Several months before I started this blog, on a day when I had reached the apex of my grief over being single and childless, I called a much younger friend in need of a shoulder to cry on. She said she couldn’t talk because she was running out to meet a date. She didn’t call back, but over the coming months, I was informed by her Facebook page that she had become serious with someone and was traveling to exotic locations with him. Soon after she posted on Facebook that they had moved in together.
She missed a big event of mine, but invited me to their housewarming party via Evite. I went, but we spoke few words. She came to my second event, and we spoke a little in a group setting, and the following summer I went to a party she put on with several others, and we exchanged a few words there.

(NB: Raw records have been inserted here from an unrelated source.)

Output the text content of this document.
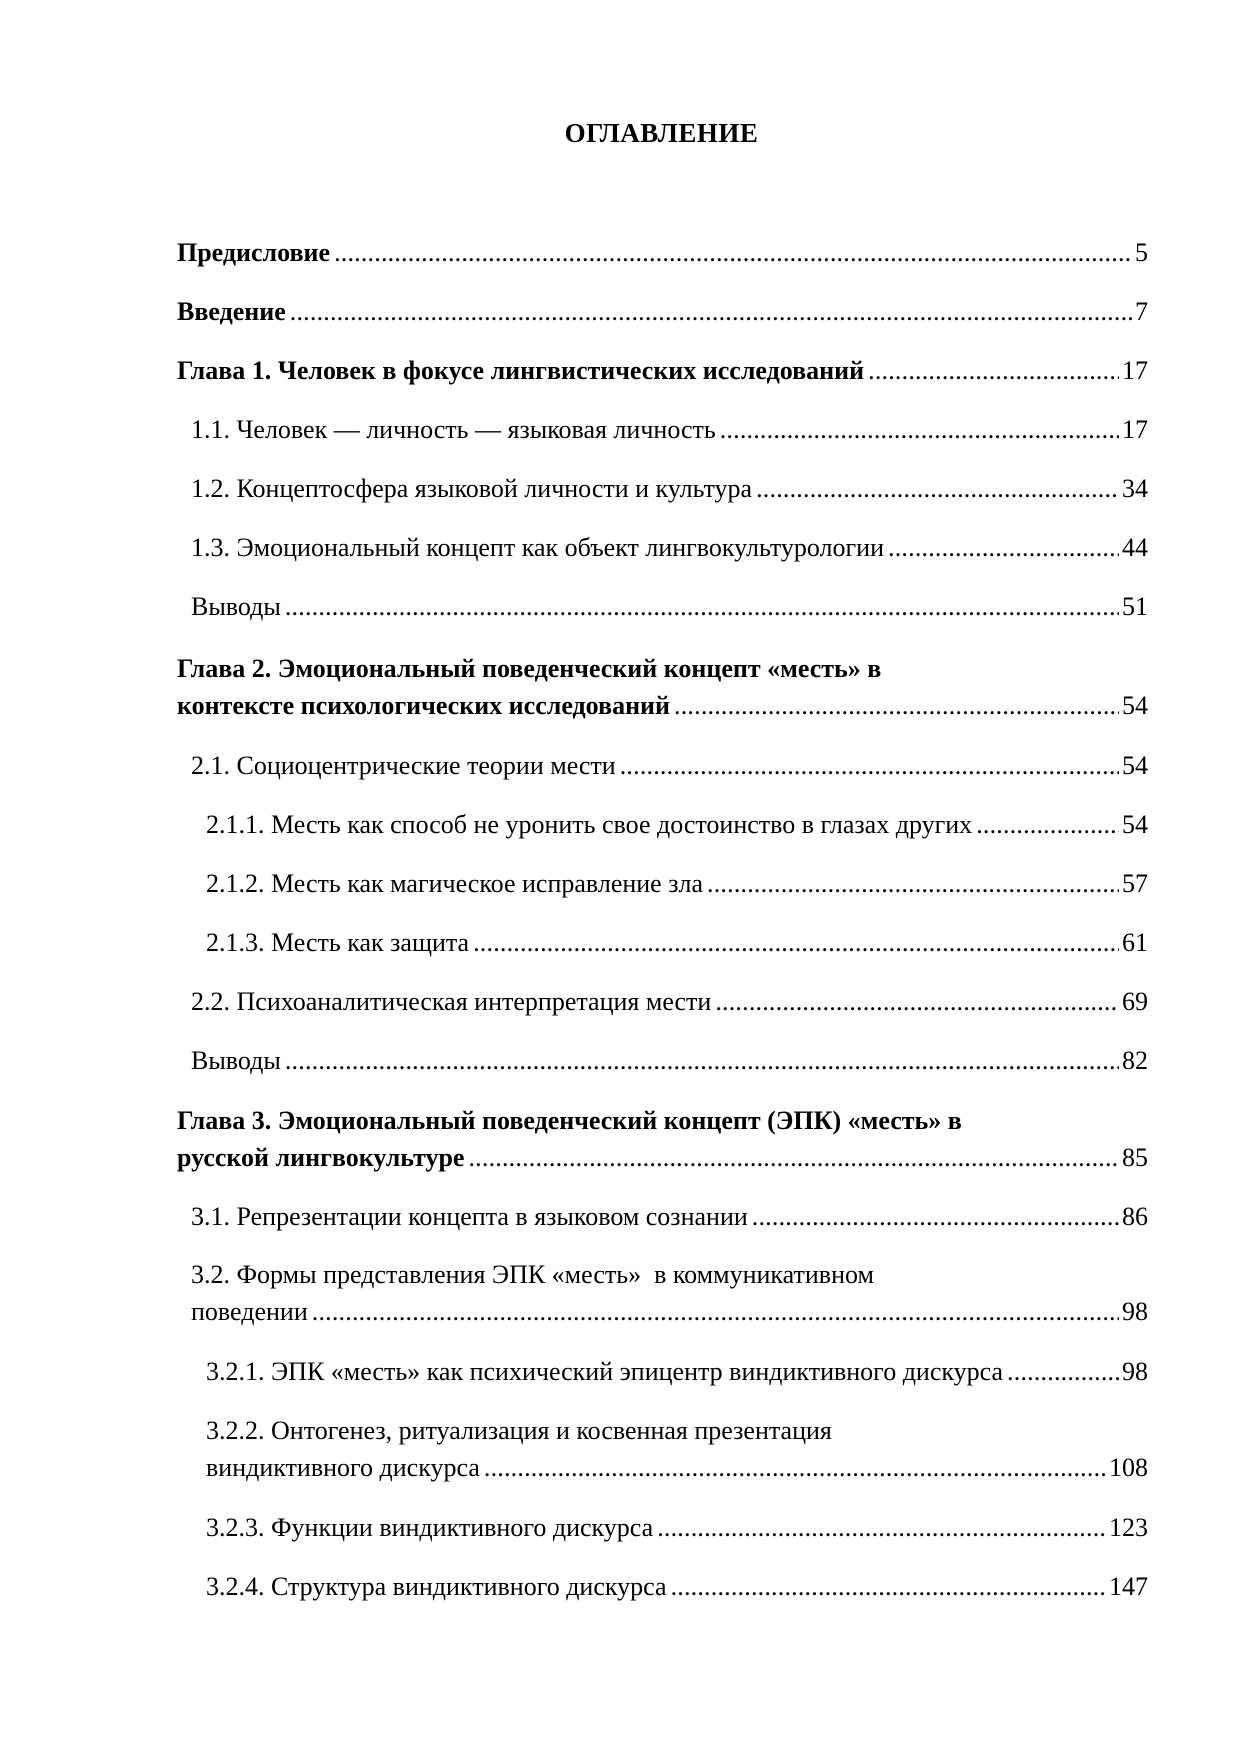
ОГЛАВЛЕНИЕ
Предисловие .....	5
Введение .....	7
Глава 1. Человек в фокусе лингвистических исследований .....	17
1.1. Человек — личность — языковая личность .....	17
1.2. Концептосфера языковой личности и культура .....	34
1.3. Эмоциональный концепт как объект лингвокультурологии .....	44
Выводы .....	51
Глава 2. Эмоциональный поведенческий концепт «месть» в
контексте психологических исследований .....	54
2.1. Социоцентрические теории мести .....	54
2.1.1. Месть как способ не уронить свое достоинство в глазах других .....	54
2.1.2. Месть как магическое исправление зла .....	57
2.1.3. Месть как защита .....	61
2.2. Психоаналитическая интерпретация мести .....	69
Выводы .....	82
Глава 3. Эмоциональный поведенческий концепт (ЭПК) «месть» в
русской лингвокультуре .....	85
3.1. Репрезентации концепта в языковом сознании .....	86
3.2. Формы представления ЭПК «месть»  в коммуникативном
поведении .....	98
3.2.1. ЭПК «месть» как психический эпицентр виндиктивного дискурса .....	98
3.2.2. Онтогенез, ритуализация и косвенная презентация
виндиктивного дискурса .....	108
3.2.3. Функции виндиктивного дискурса .....	123
3.2.4. Структура виндиктивного дискурса .....	147
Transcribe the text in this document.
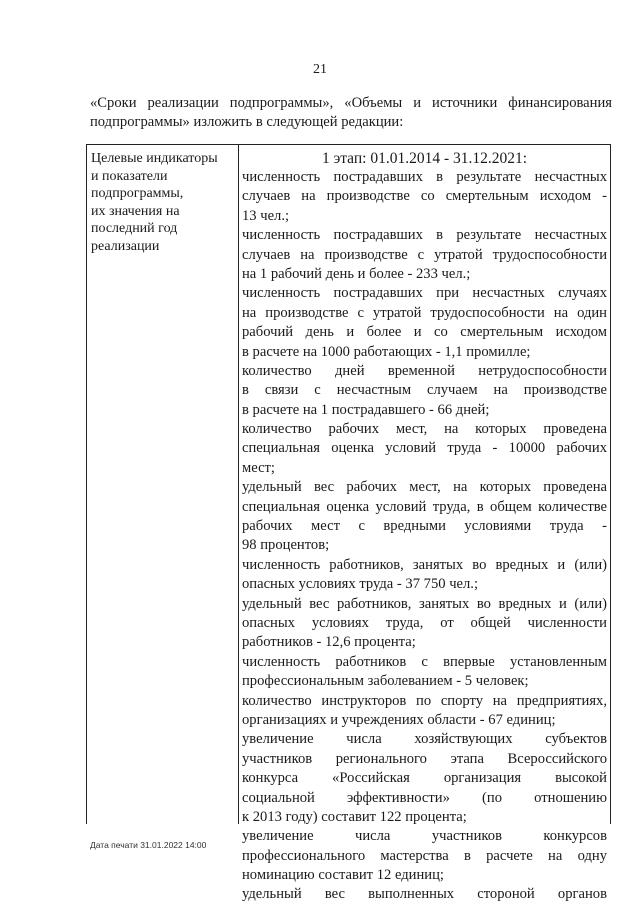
21
«Сроки реализации подпрограммы», «Объемы и источники финансирования подпрограммы» изложить в следующей редакции:
Целевые индикаторы
и показатели
подпрограммы,
их значения на
последний год
реализации
1 этап: 01.01.2014 - 31.12.2021:
численность пострадавших в результате несчастных
случаев на производстве со смертельным исходом -
13 чел.;
численность пострадавших в результате несчастных
случаев на производстве с утратой трудоспособности
на 1 рабочий день и более - 233 чел.;
численность пострадавших при несчастных случаях
на производстве с утратой трудоспособности на один
рабочий день и более и со смертельным исходом
в расчете на 1000 работающих - 1,1 промилле;
количество дней временной нетрудоспособности
в связи с несчастным случаем на производстве
в расчете на 1 пострадавшего - 66 дней;
количество рабочих мест, на которых проведена
специальная оценка условий труда - 10000 рабочих
мест;
удельный вес рабочих мест, на которых проведена
специальная оценка условий труда, в общем количестве
рабочих мест с вредными условиями труда -
98 процентов;
численность работников, занятых во вредных и (или)
опасных условиях труда - 37 750 чел.;
удельный вес работников, занятых во вредных и (или)
опасных условиях труда, от общей численности
работников - 12,6 процента;
численность работников с впервые установленным
профессиональным заболеванием - 5 человек;
количество инструкторов по спорту на предприятиях,
организациях и учреждениях области - 67 единиц;
увеличение числа хозяйствующих субъектов
участников регионального этапа Всероссийского
конкурса «Российская организация высокой
социальной эффективности» (по отношению
к 2013 году) составит 122 процента;
увеличение числа участников конкурсов
профессионального мастерства в расчете на одну
номинацию составит 12 единиц;
удельный вес выполненных стороной органов
Дата печати 31.01.2022 14:00
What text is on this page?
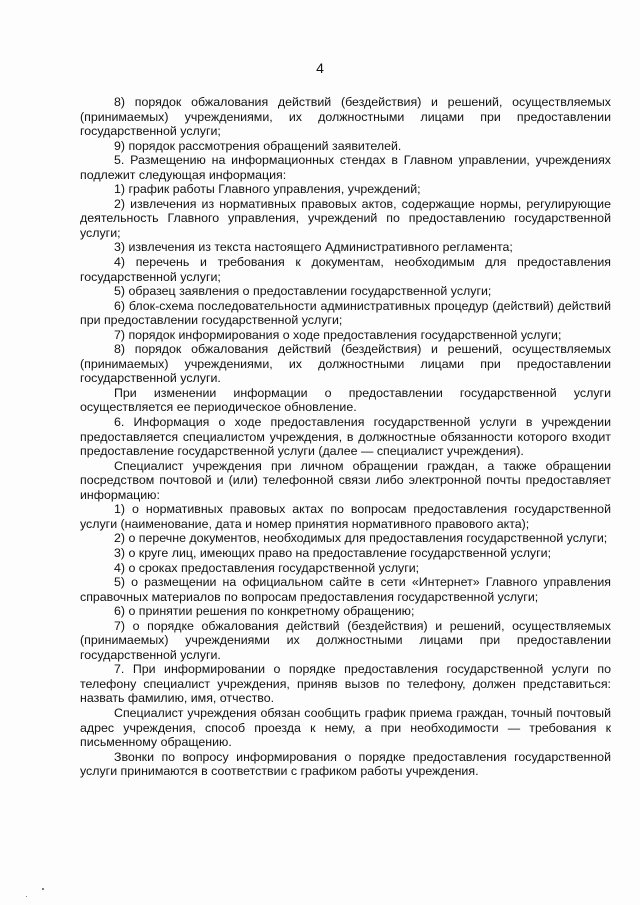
4

8) порядок обжалования действий (бездействия) и решений, осуществляемых (принимаемых) учреждениями, их должностными лицами при предоставлении государственной услуги;

9) порядок рассмотрения обращений заявителей.

5. Размещению на информационных стендах в Главном управлении, учреждениях подлежит следующая информация:

1) график работы Главного управления, учреждений;

2) извлечения из нормативных правовых актов, содержащие нормы, регулирующие деятельность Главного управления, учреждений по предоставлению государственной услуги;

3) извлечения из текста настоящего Административного регламента;

4) перечень и требования к документам, необходимым для предоставления государственной услуги;

5) образец заявления о предоставлении государственной услуги;

6) блок-схема последовательности административных процедур (действий) действий при предоставлении государственной услуги;

7) порядок информирования о ходе предоставления государственной услуги;

8) порядок обжалования действий (бездействия) и решений, осуществляемых (принимаемых) учреждениями, их должностными лицами при предоставлении государственной услуги.

При изменении информации о предоставлении государственной услуги осуществляется ее периодическое обновление.

6. Информация о ходе предоставления государственной услуги в учреждении предоставляется специалистом учреждения, в должностные обязанности которого входит предоставление государственной услуги (далее — специалист учреждения).

Специалист учреждения при личном обращении граждан, а также обращении посредством почтовой и (или) телефонной связи либо электронной почты предоставляет информацию:

1) о нормативных правовых актах по вопросам предоставления государственной услуги (наименование, дата и номер принятия нормативного правового акта);

2) о перечне документов, необходимых для предоставления государственной услуги;

3) о круге лиц, имеющих право на предоставление государственной услуги;

4) о сроках предоставления государственной услуги;

5) о размещении на официальном сайте в сети «Интернет» Главного управления справочных материалов по вопросам предоставления государственной услуги;

6) о принятии решения по конкретному обращению;

7) о порядке обжалования действий (бездействия) и решений, осуществляемых (принимаемых) учреждениями их должностными лицами при предоставлении государственной услуги.

7. При информировании о порядке предоставления государственной услуги по телефону специалист учреждения, приняв вызов по телефону, должен представиться: назвать фамилию, имя, отчество.

Специалист учреждения обязан сообщить график приема граждан, точный почтовый адрес учреждения, способ проезда к нему, а при необходимости — требования к письменному обращению.

Звонки по вопросу информирования о порядке предоставления государственной услуги принимаются в соответствии с графиком работы учреждения.
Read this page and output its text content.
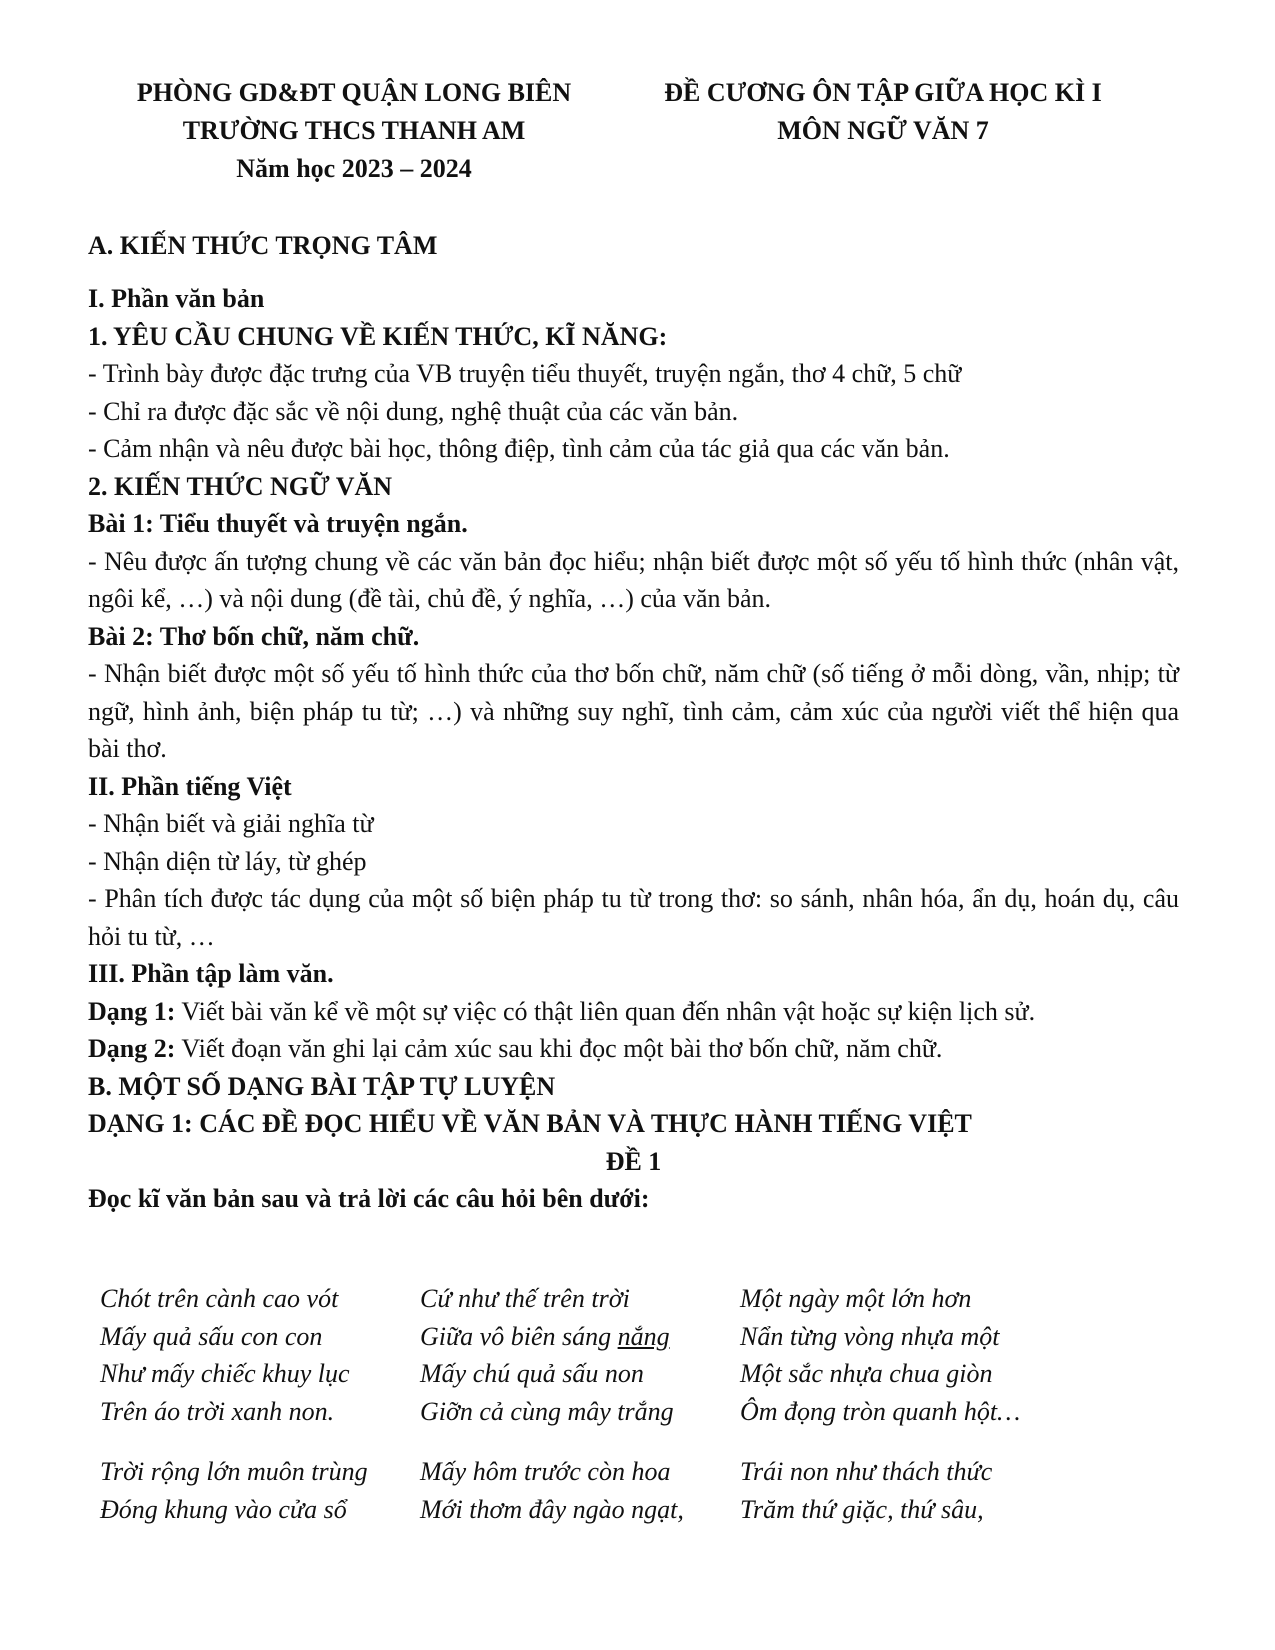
PHÒNG GD&ĐT QUẬN LONG BIÊN
TRƯỜNG THCS THANH AM
Năm học 2023 – 2024
ĐỀ CƯƠNG ÔN TẬP GIỮA HỌC KÌ I
MÔN NGỮ VĂN 7
A. KIẾN THỨC TRỌNG TÂM
I. Phần văn bản
1. YÊU CẦU CHUNG VỀ KIẾN THỨC, KĨ NĂNG:
- Trình bày được đặc trưng của VB truyện tiểu thuyết, truyện ngắn, thơ 4 chữ, 5 chữ
- Chỉ ra được đặc sắc về nội dung, nghệ thuật của các văn bản.
- Cảm nhận và nêu được bài học, thông điệp, tình cảm của tác giả qua các văn bản.
2. KIẾN THỨC NGỮ VĂN
Bài 1: Tiểu thuyết và truyện ngắn.
- Nêu được ấn tượng chung về các văn bản đọc hiểu; nhận biết được một số yếu tố hình thức (nhân vật, ngôi kể, …) và nội dung (đề tài, chủ đề, ý nghĩa, …) của văn bản.
Bài 2: Thơ bốn chữ, năm chữ.
- Nhận biết được một số yếu tố hình thức của thơ bốn chữ, năm chữ (số tiếng ở mỗi dòng, vần, nhịp; từ ngữ, hình ảnh, biện pháp tu từ; …) và những suy nghĩ, tình cảm, cảm xúc của người viết thể hiện qua bài thơ.
II. Phần tiếng Việt
- Nhận biết và giải nghĩa từ
- Nhận diện từ láy, từ ghép
- Phân tích được tác dụng của một số biện pháp tu từ trong thơ: so sánh, nhân hóa, ẩn dụ, hoán dụ, câu hỏi tu từ, …
III. Phần tập làm văn.
Dạng 1: Viết bài văn kể về một sự việc có thật liên quan đến nhân vật hoặc sự kiện lịch sử.
Dạng 2: Viết đoạn văn ghi lại cảm xúc sau khi đọc một bài thơ bốn chữ, năm chữ.
B. MỘT SỐ DẠNG BÀI TẬP TỰ LUYỆN
DẠNG 1: CÁC ĐỀ ĐỌC HIỂU VỀ VĂN BẢN VÀ THỰC HÀNH TIẾNG VIỆT
ĐỀ 1
Đọc kĩ văn bản sau và trả lời các câu hỏi bên dưới:
Chót trên cành cao vót
Mấy quả sấu con con
Như mấy chiếc khuy lục
Trên áo trời xanh non.
Trời rộng lớn muôn trùng
Đóng khung vào cửa sổ
Cứ như thế trên trời
Giữa vô biên sáng nắng
Mấy chú quả sấu non
Giỡn cả cùng mây trắng
Mấy hôm trước còn hoa
Mới thơm đây ngào ngạt,
Một ngày một lớn hơn
Nẩn từng vòng nhựa một
Một sắc nhựa chua giòn
Ôm đọng tròn quanh hột…
Trái non như thách thức
Trăm thứ giặc, thứ sâu,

A few months later and about a year after our initial phone conversation, I was informed of her engagement via Facebook, and months later was sent a handwritten postcard invitation to the wedding after- party, which I placed on my desk and then avoided dealing with for weeks.
I decided to extend one olive branch and asked over email if she wanted to meet up for lunch. She responded enthusiastically but cancelled at the last minute, claiming fatigue from wedding planning.
So the big day is drawing nigh. My mother will be in town, and I found a holiday event I think she would love that is the exact same night.
After some back and forth, I have decided to go to the holiday event with my mother and a few single female friends. I sent a nice excuse and a gift.
Phew. It’s done.
There is some residual guilt, but were I to attend her party, would I ever spend real time with her, or even see her, again? Unlikely.